This book is proof that it is not just reviews and the recommendations of friends that help us choose which book to read next, that an excellent cover and title coupled with an alluring blurb can suffice to motivate that impulse.
The cover made me pause and the promise of an inspiring fable in a short piece of internationally acclaimed translated fiction sounded enticing enough, but the discovery that the author Sun-mi Hwang had herself overcome the obstacle of childhood poverty and found a way to educate herself to achieve her dream to read and write sealed it.

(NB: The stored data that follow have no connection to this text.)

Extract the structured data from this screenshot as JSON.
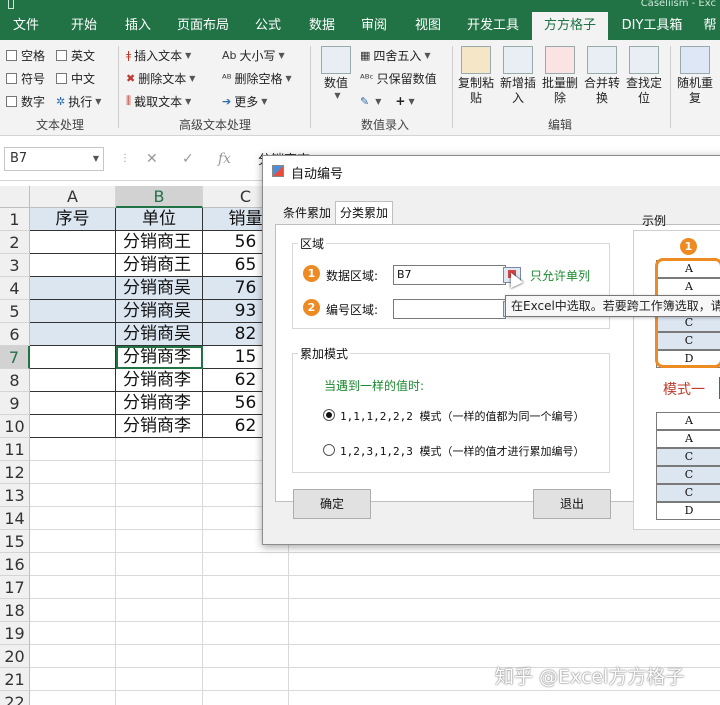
{
  "app": {
    "title_partial": "Caseliism - Exc"
  },
  "ribbon_tabs": [
    "文件",
    "开始",
    "插入",
    "页面布局",
    "公式",
    "数据",
    "审阅",
    "视图",
    "开发工具",
    "方方格子",
    "DIY工具箱",
    "帮"
  ],
  "ribbon": {
    "text_group": {
      "label": "文本处理",
      "checkboxes": [
        "空格",
        "英文",
        "符号",
        "中文",
        "数字"
      ],
      "execute": "执行"
    },
    "advanced_group": {
      "label": "高级文本处理",
      "items": [
        "插入文本",
        "删除文本",
        "截取文本",
        "大小写",
        "删除空格",
        "更多"
      ]
    },
    "numeric_group": {
      "label": "数值录入",
      "big": "数值",
      "items": [
        "四舍五入",
        "只保留数值"
      ]
    },
    "edit_group": {
      "label": "编辑",
      "buttons": [
        {
          "l1": "复制粘",
          "l2": "贴"
        },
        {
          "l1": "新增插",
          "l2": "入"
        },
        {
          "l1": "批量删",
          "l2": "除"
        },
        {
          "l1": "合并转",
          "l2": "换"
        },
        {
          "l1": "查找定",
          "l2": "位"
        }
      ]
    },
    "random_btn": {
      "l1": "随机重",
      "l2": "复"
    }
  },
  "formula_bar": {
    "name_box": "B7",
    "formula": "分销商李"
  },
  "grid": {
    "columns": [
      "A",
      "B",
      "C"
    ],
    "rows": [
      "1",
      "2",
      "3",
      "4",
      "5",
      "6",
      "7",
      "8",
      "9",
      "10",
      "11",
      "12",
      "13",
      "14",
      "15",
      "16",
      "17",
      "18",
      "19",
      "20",
      "21",
      "22"
    ],
    "header": {
      "a": "序号",
      "b": "单位",
      "c": "销量"
    },
    "data": [
      {
        "b": "分销商王",
        "c": "56"
      },
      {
        "b": "分销商王",
        "c": "65"
      },
      {
        "b": "分销商吴",
        "c": "76"
      },
      {
        "b": "分销商吴",
        "c": "93"
      },
      {
        "b": "分销商吴",
        "c": "82"
      },
      {
        "b": "分销商李",
        "c": "15"
      },
      {
        "b": "分销商李",
        "c": "62"
      },
      {
        "b": "分销商李",
        "c": "56"
      },
      {
        "b": "分销商李",
        "c": "62"
      }
    ]
  },
  "dialog": {
    "title": "自动编号",
    "tabs": [
      "条件累加",
      "分类累加"
    ],
    "region_legend": "区域",
    "data_region_badge": "1",
    "data_region_label": "数据区域:",
    "data_region_value": "B7",
    "single_col_note": "只允许单列",
    "number_region_badge": "2",
    "number_region_label": "编号区域:",
    "number_region_value": "",
    "mode_legend": "累加模式",
    "same_value_prompt": "当遇到一样的值时:",
    "option1": "1,1,1,2,2,2 模式（一样的值都为同一个编号）",
    "option2": "1,2,3,1,2,3 模式（一样的值才进行累加编号）",
    "ok": "确定",
    "exit": "退出",
    "tooltip": "在Excel中选取。若要跨工作簿选取，请",
    "example_label": "示例",
    "example_badge": "1",
    "example_top": [
      "A",
      "A",
      "C",
      "C",
      "C",
      "D"
    ],
    "mode_one": "模式一",
    "example_bottom": [
      "A",
      "A",
      "C",
      "C",
      "C",
      "D"
    ]
  },
  "watermark": "知乎 @Excel方方格子",
  "colors": {
    "excel_green": "#217346",
    "header_blue": "#dce6f1",
    "badge_orange": "#ee8a22",
    "note_green": "#1a8a2e"
  }
}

Like Margarita Engle’s novel in verse The Wild Book and Tove Jansson’s Summer and Winter Book’s, sometimes a mood enhancing book is just what we need to bring ourselves back to life’s simple values for encouragement and reassurance.
The story revolves around ‘Sprout’, a battery hen frustrated with her caged life laying eggs in a sloping wire cage which causes her eggs to roll away, enabling the farmer to conveniently collect them to sell. She hatches a plan to escape, seeking a life outside the barn where others animals appear to roam free and where she feels it most likely to be able to achieve her dream of nurturing an egg to life.

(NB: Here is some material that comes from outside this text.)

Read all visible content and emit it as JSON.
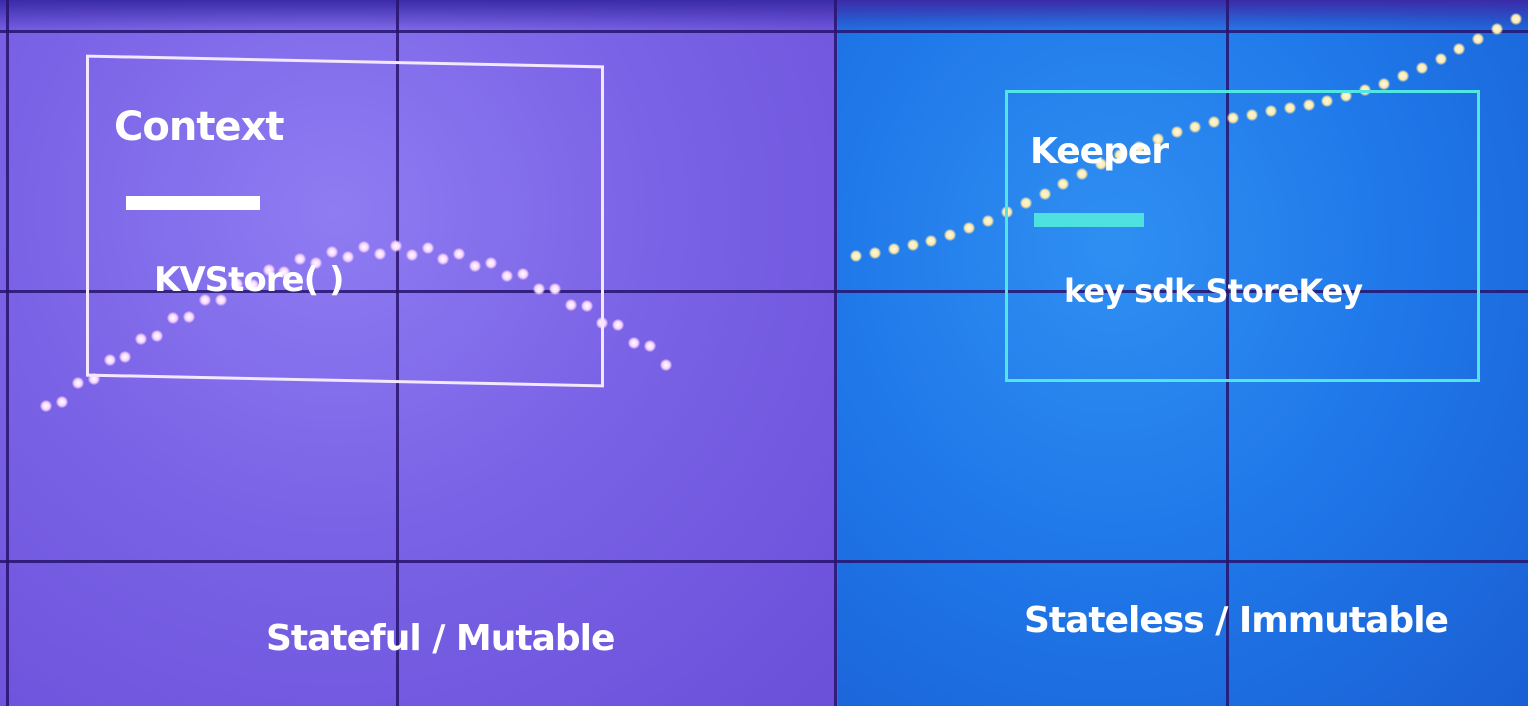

Along the way we meet the old dog that guards the barn, the rooster who crows in the morning, the yard hen, a community of ducks and the lone hungry weasel.
“Whenever she saw the yard hen, Sprout couldn’t stand it – she felt even more confined in her wire cage. She too wanted to dig through the pile of compost with the rooster, walk side by side with him, and sit on her eggs.”
She discovers the perceptions that govern the role each animal is set to play.
“Yes, you’re both hens, but you’re different. How do you not know that? Just like I’m a gatekeeper and the rooster announces the morning, you’re supposed to lay eggs in a cage. Not in the yard! Those are the rules.”
No fairy tale, this is fable at its best, confronting the reality of stepping outside the role society has dictated (even if nature has not divined) and showing that while achieving the goal can be possible, it is a route fraught with challenges. Reminiscent of Orwell’s Animal Farm or Adams Watership Down, Sun-mi Hwang brings us her perception of society through characters that we recognise with our own interpretation and reminds us that even the most far-fetched dreams are worth pursuing, no matter what the odds.
We read with trepidation and a strong desire, not so much for Sprout to succeed in her quest, but to survive. It is a delightful and touching story, deserving of its success.
Note: The book was an ARC (Advance Reader Copy) provided by the publisher via NetGalley.